Toen op de derde dag de boten
met hun lading vermoeide bezoekers, muzikanten, bedienden en
schoothondjes vertrokken waren en de slaven de puinhopen opruimden,
stormde Owen Murphy opgewonden binnen met het bericht dat er op de
rivier een bende marrons onderweg was, die een bloedbad aanrichtte
onder de blanken en de slaven tot opstand aanzette. Het was bekend
dat gevluchte slaven soms door Amerikaanse indianenstammen werden
opgenomen, maar er zaten ook slaven in de moerassen, waar ze
langzaam veranderden in wezens van modder, water en alg, immuun
voor de muggen en het gif van de slangen, onzichtbaar voor het oog
van hun achtervolgers, bewapend met messen, geoxideerde machetes en
scherpe stenen, gek van de honger en de vrijheid. Eerst hoorden ze
dat de groep aanvallers uit zo'n dertig man bestond, maar een paar
uur later had men het al over honderdvijftig.

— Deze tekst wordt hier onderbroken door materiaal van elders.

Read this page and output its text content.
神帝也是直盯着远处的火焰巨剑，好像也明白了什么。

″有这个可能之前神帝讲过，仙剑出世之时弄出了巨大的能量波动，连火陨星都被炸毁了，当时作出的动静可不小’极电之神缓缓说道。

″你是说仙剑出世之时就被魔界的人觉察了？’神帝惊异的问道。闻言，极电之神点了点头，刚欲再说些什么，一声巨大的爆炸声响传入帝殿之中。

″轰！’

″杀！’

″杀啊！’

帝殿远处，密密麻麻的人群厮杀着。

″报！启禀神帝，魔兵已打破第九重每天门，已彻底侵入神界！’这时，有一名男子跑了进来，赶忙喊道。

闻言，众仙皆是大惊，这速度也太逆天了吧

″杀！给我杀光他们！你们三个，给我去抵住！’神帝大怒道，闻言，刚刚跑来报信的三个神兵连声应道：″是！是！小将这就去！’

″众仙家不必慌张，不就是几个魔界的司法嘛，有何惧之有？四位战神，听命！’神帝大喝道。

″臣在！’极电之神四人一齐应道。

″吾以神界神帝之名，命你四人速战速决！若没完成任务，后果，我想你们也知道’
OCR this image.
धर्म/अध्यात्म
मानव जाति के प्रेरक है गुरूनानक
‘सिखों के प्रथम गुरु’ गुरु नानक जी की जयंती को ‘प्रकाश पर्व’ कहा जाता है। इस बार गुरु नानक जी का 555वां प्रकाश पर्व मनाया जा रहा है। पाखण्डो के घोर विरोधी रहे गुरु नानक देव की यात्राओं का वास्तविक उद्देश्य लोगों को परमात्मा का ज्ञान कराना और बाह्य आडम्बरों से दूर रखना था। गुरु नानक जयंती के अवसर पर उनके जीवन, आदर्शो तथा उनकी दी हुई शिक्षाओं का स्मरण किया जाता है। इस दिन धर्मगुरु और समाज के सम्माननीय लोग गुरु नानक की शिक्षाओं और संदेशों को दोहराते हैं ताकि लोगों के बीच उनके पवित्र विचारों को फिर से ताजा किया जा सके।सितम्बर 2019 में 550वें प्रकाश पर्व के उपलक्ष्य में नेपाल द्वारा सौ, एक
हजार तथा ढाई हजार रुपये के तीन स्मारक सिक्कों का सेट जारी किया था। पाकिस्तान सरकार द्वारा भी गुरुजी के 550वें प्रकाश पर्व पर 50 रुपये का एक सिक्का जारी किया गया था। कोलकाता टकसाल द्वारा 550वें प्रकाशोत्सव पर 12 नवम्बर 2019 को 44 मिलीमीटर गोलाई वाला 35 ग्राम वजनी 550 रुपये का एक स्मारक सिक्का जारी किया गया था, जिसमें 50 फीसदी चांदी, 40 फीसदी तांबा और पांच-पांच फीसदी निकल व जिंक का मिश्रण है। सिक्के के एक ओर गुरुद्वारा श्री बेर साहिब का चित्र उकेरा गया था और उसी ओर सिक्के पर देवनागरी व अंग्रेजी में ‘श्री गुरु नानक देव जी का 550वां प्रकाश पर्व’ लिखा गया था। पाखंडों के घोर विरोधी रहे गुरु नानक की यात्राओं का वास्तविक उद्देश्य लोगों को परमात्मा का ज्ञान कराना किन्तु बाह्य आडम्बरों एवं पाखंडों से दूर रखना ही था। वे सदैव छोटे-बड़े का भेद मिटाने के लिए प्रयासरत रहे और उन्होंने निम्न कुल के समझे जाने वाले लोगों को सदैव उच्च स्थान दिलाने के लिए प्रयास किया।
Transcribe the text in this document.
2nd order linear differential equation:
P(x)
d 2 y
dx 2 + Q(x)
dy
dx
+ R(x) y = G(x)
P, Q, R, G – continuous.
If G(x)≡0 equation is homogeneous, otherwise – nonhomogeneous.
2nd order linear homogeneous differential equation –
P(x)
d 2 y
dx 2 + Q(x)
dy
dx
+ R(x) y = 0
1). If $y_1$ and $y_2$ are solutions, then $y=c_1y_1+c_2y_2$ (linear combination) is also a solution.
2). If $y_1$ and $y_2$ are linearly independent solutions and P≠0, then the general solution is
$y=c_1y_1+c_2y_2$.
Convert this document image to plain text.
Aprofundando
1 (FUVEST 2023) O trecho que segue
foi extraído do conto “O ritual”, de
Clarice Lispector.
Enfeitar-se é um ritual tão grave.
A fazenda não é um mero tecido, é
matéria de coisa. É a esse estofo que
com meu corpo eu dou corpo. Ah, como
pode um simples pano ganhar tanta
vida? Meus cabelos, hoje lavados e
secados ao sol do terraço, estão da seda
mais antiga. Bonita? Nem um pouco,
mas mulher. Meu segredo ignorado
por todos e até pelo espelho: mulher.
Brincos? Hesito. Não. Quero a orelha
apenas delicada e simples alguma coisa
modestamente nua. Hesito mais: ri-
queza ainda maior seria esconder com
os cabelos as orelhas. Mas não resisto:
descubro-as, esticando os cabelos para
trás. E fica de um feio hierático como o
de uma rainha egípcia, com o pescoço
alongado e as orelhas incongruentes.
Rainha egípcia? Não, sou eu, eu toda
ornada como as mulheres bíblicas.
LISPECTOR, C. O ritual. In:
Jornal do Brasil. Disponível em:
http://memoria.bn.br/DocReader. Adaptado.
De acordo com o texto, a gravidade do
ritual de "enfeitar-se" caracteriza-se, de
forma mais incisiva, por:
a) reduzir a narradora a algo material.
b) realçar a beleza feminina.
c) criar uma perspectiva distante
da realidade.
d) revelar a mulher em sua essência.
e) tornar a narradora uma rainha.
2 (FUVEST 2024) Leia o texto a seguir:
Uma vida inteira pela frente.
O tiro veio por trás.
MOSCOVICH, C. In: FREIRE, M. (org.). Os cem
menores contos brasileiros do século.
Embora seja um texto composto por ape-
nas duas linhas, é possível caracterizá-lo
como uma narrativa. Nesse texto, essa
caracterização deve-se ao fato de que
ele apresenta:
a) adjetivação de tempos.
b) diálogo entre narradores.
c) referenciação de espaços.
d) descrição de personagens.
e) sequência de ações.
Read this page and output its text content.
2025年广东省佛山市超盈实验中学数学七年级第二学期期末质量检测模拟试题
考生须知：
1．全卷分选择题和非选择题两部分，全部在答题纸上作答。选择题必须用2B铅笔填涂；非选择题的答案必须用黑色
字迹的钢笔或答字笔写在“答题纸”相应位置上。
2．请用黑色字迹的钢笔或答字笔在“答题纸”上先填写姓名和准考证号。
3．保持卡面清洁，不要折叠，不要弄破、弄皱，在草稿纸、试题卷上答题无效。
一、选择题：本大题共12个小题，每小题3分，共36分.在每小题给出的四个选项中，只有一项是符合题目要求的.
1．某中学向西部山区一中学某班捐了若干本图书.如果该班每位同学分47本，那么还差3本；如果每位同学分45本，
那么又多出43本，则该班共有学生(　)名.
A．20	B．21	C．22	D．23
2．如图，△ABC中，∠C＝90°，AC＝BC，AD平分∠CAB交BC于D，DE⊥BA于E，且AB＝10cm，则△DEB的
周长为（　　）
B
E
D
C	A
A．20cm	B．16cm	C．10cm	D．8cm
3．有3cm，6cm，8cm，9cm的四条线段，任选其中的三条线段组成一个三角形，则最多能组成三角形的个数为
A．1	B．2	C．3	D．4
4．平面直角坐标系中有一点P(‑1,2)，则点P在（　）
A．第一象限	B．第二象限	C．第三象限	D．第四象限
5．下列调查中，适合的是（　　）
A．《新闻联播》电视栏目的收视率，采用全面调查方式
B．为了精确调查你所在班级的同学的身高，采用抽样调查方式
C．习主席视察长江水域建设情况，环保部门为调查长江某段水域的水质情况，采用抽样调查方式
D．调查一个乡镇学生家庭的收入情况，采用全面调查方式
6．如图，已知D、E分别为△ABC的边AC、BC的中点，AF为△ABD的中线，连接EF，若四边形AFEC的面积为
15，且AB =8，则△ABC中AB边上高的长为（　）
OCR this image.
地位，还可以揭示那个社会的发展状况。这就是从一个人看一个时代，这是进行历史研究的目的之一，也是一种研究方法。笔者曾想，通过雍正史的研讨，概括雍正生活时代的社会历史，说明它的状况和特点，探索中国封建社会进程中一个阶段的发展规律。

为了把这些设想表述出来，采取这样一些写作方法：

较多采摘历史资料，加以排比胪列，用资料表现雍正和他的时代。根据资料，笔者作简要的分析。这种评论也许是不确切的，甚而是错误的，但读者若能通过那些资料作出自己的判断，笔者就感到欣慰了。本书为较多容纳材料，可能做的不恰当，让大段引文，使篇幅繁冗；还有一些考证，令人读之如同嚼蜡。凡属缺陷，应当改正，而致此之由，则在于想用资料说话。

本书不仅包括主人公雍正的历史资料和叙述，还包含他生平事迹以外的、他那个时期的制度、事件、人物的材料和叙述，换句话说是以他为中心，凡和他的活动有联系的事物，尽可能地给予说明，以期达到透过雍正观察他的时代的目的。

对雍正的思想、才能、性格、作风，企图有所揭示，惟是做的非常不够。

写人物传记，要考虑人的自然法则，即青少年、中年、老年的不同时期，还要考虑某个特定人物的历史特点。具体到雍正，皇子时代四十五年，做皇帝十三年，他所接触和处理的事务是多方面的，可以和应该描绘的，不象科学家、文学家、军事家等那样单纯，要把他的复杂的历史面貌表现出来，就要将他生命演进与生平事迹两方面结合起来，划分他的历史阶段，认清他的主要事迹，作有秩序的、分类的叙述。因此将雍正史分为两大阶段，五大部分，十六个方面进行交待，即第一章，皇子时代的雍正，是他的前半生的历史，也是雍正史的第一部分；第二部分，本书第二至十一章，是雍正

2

'Komen ze hier ook naartoe,
Murphy? Denkt u dat onze negers mee zullen doen?' vroeg
Valmorain.
'Dat weet
ik niet, mijnheer. Maar ze zijn in de buurt en het is mogelijk dat
ze ons bereiken. En wat betreft onze eigen mensen, niemand kan
voorspellen hoe die zullen reageren.'
'Hoezo, kan niemand dat
voorspellen... Ze worden met alle mogelijke consideratie bejegend,
ze hebben het nergens beter dan hier. Ik ga met ze praten!' riep
Valmorain, die hevig verontrust door de kamer ijsbeerde.
'Dit is niet op te lossen met
praten, mijnheer,' probeerde Murphy hem uit te leggen.
'Deze nachtmerrie blijft me
achtervolgen! Het heeft geen zin hen goed te behandelen, negers
zijn onverbeterlijk!'
'Rustig, Toulouse,' onderbrak Sancho zijn zwager. 'Er is nog
niets aan de hand. We zijn in Louisiana, niet in Saint-Domingue
waar maar een handjevol nietsontziende blanken het tegen een half
miljoen uitzinnige negers moest opnemen.'
'Ik moet Maurice in veiligheid
brengen. Breng een boot in orde, Murphy, ik vertrek onmiddellijk
naar de stad,' beval Valmorain.
'Dat gebeurt niet!' schreeuwde
Sancho. 'Niemand vertrekt. We gaan er niet vandoor als ratten die
het zinkende schip verlaten. Bovendien is de rivier ook niet veilig, de opstandelingen beschikken
over boten. Mijnheer Murphy, we gaan de plantage verdedigen.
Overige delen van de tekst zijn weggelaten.